When it's time for counselling to come to an end.
Making the decision to end in counselling can be extremely challenging. When a counselling relationship is strong and the process has been powerful, it can be hard to imagine saying goodbye. When early in a counselling relationship the idea of ending can be particularly scary. Yet, right from the beginning, we both know that this relationship will come to an end.
A successful and powerful counselling process can be remarkably short, sometimes just a few weeks. Others see counselling as more of a way of life, like going to the gym once a week but instead of focussing on physical health they want to work on their mental health. There is no right amount of time to be in therapy but if the process has served a purpose and is not as helpful as it once was, perhaps it is time to take a pause.

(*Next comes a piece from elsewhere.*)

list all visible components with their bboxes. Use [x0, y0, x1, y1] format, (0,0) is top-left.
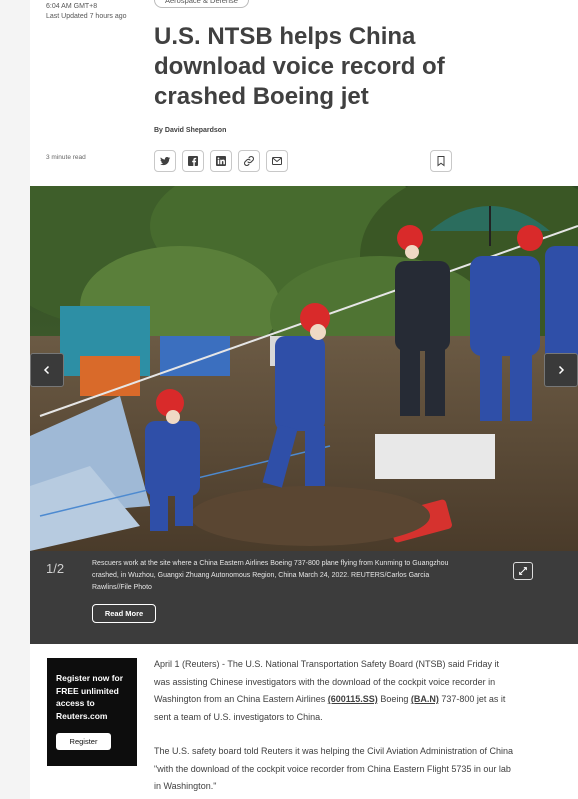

From a counsellor’s perspective, I aim to keep ‘the ending’ in mind throughout the process. I incorporate regular reviews to monitor our progress and to ensure that you are happy with the way in which we are both working. As a part of that conversation, I always try to mention ‘the ending’. It’s not that I want you to leave but I also do not want the end to be a taboo. At the start, counselling can be a lifeline and there's nothing wrong with that! But it would be unethical for me to foster a relationship where a client is dependent upon the counselling for the rest of their lives. If you ever find yourself in counselling, you want to leave and the counsellor is trying to persuade you to stay, then there is something seriously wrong! Autonomy is something a counsellor should always prize and support in their clients.
The relationship between a client and a counsellor is quite unique. It is likely that you will know very little about your counsellor and you may have told them things about yourself that you have never said to anyone else. Despite this, you probably have quite a good sense of who your counsellor is. You have spent several hours alone with them and although it is a professional relationship it is also a personal one. In Person Centred Therapy, which is the modality of therapy that I practice, one of the main ideas is that the quality of the relationship makes the counselling effective. If you didn't get on with your counsellor, the counselling process probably would not have been quite so helpful.
An ending can take many forms. You might come back to counselling at different times in your life. You might book a session every few months to ‘check-in’ with yourself and focus on your mental health. You might take a pause, knowing that you plan to resume later in the year. You might walk out the door knowing that it’s the start of a new chapter and a permanent end is the right step for you.
Ending can be very painful and the likelihood is that both you and your counsellor will be experiencing a loss. But the ending can also be a clear benchmark of progress. You might miss your therapist, but you don’t need them. In fact, you feel confident that for the meantime, you can handle what life has to throw at you. Regardless of the loss, an ending can be a wonderful success.